Cuando de verdad se ama o se quiere, todo en un sentimiento inmenso. Y ni el último minuto es clave en el juicio. Que los hay. Todo se valora, mide y estropea. Todo se pierde y gana… NO, ganar no se gana. Si el amor hubiese sido una obra creada por la inteligencia del hombre, de otro tipo de amor hablaríamos y sufriríamos. La que nos improvisa, acomoda o espera es cruel. Puede cerrar puertas. Como Mary McCarthy. Alguien dijo, en esa obra de exhortaciones:
– El que tiene vacío, verá todo vacío; el que tiene envidia, mirará por ella.
Los papiros más antiguos del Nuevo Testamento aclaraban poco sus dudas, y las mías, y eso que trabajaba en una de las mejores bibliotecas. Quizás, uno, con respecto al amor debiera pensar lo que otro personaje de esos:
– Solo son así los primeros quince años. Luego se relajan con los nuevos.
Porque ni teniéndola se deja de ser principiante, más si cabe cuando te falta, y/o añora. El caso es que la Luna tampoco quiere irse en muchas noches, por perdidos o queridos que seamos y estemos; y el sol, ese espía incansable, bien que sabe que uno tiene demasiada luna para dar luz a una mujer que solo le necesita cuando el sol ya está dormido, si es que se atreviese a irradiar.

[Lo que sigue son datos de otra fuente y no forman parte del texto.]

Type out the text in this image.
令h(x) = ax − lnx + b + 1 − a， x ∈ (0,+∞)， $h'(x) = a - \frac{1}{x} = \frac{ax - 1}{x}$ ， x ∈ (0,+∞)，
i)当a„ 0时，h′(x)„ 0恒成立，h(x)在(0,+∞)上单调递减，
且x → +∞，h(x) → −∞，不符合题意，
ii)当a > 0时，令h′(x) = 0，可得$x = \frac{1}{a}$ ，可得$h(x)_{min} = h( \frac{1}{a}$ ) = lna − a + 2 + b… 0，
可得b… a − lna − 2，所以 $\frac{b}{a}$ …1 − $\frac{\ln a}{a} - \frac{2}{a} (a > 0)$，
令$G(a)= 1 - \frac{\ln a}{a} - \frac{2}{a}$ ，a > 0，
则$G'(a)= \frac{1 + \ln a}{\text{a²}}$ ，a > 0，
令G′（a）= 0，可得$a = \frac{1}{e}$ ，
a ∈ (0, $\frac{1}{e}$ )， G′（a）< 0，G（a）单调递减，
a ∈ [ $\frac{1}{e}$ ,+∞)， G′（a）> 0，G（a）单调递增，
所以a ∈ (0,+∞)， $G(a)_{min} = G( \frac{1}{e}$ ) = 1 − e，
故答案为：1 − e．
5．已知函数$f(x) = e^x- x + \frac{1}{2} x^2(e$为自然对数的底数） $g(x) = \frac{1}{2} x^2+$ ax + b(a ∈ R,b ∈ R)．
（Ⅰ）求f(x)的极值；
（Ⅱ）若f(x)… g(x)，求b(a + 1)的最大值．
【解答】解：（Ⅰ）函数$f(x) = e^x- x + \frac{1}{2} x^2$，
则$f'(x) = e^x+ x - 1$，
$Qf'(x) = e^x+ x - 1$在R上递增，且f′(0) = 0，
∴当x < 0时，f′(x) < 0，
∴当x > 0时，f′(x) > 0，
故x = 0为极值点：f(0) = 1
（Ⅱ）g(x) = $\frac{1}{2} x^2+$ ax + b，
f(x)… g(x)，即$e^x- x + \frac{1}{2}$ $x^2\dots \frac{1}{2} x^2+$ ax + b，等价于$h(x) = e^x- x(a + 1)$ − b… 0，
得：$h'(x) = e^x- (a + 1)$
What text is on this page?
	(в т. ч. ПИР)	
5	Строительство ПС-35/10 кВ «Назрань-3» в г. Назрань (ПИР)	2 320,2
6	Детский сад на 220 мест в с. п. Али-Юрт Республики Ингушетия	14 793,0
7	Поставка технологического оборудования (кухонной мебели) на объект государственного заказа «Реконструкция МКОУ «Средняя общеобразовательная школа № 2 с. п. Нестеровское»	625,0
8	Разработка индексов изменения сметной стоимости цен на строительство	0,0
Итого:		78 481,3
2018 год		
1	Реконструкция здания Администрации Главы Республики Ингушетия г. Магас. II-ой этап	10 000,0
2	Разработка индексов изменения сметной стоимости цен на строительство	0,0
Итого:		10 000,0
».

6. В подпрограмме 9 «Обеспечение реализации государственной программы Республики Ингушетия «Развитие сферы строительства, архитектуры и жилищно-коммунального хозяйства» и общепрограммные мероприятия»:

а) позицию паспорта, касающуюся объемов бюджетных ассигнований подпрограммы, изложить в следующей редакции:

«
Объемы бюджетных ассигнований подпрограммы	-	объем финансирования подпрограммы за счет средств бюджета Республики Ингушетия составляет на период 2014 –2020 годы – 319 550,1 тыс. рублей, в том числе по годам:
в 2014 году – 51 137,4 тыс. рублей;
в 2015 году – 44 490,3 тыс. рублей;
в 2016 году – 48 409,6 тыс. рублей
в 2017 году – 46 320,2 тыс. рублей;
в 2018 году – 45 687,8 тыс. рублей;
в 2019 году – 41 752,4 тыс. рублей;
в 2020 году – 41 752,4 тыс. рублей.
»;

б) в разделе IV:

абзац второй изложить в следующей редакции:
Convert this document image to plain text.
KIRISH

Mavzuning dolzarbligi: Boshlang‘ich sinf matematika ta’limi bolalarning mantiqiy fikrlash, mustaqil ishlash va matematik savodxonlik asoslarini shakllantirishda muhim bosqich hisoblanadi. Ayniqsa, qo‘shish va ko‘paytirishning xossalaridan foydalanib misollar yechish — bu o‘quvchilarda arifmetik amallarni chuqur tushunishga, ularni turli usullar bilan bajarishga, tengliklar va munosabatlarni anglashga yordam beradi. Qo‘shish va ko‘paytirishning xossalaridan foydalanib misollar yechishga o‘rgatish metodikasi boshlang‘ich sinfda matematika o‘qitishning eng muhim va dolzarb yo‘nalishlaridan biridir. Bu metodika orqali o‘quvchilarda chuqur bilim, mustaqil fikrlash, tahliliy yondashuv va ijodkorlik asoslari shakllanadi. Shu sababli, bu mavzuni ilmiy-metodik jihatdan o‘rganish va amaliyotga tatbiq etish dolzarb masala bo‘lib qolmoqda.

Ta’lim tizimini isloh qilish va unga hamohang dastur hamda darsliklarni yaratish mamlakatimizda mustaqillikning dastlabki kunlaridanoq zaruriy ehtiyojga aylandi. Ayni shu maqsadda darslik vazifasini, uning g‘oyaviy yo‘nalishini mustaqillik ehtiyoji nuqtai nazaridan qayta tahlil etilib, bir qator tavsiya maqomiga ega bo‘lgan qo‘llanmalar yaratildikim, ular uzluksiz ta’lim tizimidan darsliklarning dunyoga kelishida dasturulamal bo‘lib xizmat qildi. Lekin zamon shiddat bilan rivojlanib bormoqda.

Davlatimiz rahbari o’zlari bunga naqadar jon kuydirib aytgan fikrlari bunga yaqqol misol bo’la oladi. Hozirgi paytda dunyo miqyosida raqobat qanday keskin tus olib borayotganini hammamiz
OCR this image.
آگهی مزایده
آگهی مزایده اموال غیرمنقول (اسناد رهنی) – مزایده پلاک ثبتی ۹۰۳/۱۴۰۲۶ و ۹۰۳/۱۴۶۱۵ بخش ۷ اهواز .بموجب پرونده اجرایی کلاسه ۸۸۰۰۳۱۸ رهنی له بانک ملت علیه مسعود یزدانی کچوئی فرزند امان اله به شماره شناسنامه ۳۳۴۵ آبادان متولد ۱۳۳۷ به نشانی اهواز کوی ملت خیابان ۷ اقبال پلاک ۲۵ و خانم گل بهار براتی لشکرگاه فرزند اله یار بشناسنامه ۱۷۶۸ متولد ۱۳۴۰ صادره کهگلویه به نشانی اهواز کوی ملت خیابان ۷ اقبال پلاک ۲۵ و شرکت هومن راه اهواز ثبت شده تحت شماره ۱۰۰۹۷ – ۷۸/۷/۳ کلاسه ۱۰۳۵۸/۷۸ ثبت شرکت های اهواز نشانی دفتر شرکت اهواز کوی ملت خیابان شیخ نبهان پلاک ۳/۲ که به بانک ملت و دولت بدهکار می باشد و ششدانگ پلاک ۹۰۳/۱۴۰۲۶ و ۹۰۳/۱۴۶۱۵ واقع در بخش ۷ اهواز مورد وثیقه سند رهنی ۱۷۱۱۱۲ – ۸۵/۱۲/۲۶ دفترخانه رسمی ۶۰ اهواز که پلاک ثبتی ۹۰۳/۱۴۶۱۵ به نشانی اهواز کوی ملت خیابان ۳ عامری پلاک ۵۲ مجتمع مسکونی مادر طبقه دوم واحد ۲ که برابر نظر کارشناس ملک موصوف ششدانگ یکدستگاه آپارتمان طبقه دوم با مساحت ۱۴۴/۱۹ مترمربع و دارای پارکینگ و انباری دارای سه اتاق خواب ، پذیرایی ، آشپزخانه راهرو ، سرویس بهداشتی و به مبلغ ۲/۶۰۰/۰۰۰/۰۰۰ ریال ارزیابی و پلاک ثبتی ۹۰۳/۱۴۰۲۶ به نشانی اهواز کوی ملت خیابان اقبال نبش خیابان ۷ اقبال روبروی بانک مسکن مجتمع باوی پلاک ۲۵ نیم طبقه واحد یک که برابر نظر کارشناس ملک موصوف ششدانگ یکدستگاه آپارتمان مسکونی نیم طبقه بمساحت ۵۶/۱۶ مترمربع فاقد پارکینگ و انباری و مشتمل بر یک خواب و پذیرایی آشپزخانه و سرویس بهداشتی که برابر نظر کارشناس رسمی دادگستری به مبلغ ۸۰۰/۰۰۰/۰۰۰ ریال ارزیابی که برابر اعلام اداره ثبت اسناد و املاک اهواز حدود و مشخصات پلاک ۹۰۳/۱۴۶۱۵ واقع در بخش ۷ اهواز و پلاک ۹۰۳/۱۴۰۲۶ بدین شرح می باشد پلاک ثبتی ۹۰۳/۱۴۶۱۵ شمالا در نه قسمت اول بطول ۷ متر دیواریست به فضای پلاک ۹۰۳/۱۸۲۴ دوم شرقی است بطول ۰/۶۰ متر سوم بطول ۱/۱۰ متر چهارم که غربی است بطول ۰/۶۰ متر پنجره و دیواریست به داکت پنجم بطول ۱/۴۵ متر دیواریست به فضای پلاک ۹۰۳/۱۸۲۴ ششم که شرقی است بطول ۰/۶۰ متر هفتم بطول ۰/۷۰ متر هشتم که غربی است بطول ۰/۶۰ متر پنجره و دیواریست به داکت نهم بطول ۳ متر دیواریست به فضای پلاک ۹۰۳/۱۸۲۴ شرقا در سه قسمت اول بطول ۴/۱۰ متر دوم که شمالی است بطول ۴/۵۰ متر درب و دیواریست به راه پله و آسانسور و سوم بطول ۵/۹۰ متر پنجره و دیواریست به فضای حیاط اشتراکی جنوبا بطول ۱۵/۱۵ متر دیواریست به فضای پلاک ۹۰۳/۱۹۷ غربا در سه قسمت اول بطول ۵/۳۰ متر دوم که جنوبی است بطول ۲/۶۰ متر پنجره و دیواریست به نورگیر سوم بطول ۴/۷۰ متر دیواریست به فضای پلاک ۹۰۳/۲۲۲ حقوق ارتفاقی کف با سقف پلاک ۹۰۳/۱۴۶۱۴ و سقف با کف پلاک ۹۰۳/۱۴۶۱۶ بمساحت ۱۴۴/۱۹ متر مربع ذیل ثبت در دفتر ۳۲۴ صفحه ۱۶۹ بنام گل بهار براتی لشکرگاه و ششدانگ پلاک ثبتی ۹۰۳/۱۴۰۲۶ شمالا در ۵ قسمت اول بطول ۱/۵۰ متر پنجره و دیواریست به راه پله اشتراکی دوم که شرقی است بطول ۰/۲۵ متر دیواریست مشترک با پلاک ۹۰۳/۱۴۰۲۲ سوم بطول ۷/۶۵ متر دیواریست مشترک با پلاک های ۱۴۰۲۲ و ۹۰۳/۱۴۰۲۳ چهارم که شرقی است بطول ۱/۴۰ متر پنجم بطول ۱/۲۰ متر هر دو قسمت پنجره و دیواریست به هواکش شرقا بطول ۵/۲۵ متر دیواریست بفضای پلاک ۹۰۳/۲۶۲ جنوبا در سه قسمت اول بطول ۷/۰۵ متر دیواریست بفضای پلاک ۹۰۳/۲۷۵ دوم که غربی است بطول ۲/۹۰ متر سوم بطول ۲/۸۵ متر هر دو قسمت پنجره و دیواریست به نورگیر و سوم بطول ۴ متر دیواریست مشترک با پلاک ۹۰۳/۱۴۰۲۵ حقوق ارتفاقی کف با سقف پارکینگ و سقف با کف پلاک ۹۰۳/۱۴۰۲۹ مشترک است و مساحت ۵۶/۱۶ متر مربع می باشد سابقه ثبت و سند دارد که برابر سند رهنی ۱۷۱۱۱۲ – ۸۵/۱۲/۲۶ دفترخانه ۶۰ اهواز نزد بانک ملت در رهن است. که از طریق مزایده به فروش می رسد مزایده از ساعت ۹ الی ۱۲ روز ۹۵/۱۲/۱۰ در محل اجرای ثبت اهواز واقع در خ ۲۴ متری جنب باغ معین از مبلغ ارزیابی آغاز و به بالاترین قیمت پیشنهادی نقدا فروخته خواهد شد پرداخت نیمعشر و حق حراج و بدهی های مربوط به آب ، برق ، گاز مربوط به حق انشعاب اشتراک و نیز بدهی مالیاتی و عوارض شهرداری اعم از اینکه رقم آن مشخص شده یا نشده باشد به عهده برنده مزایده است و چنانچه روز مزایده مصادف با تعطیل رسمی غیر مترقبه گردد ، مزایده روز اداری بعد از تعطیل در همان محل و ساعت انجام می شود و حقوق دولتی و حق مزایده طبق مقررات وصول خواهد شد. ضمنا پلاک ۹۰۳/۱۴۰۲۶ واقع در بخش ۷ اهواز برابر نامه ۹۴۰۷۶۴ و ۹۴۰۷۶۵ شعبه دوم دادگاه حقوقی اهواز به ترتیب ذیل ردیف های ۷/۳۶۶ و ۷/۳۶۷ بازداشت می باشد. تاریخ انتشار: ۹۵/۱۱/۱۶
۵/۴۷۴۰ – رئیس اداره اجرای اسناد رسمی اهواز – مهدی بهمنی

Eso es la pura contradicción del amor y del escribir: quererse y no quererse, tenerse y no tenerse. Dado que, como con los libros (buenos o malos), uno los hace y los termina dejando de ser dueño de los mismos, por más que uno los haya parido, sufrido, amado, odiado, dicho y redicho.
En cualquier caso, cuando no se siente nada y todo es todo, por más que los hombres/mujeres y los días nos sean así, qué poco costaría darse al placer de la lectura y del amarse y amar a otros, como si fueran queridos o familiares lejanos hermanándose. Días hay para hacer cada uno sus cosas y para ponerse los pantalones bien puestos, miradas celestiales aparte.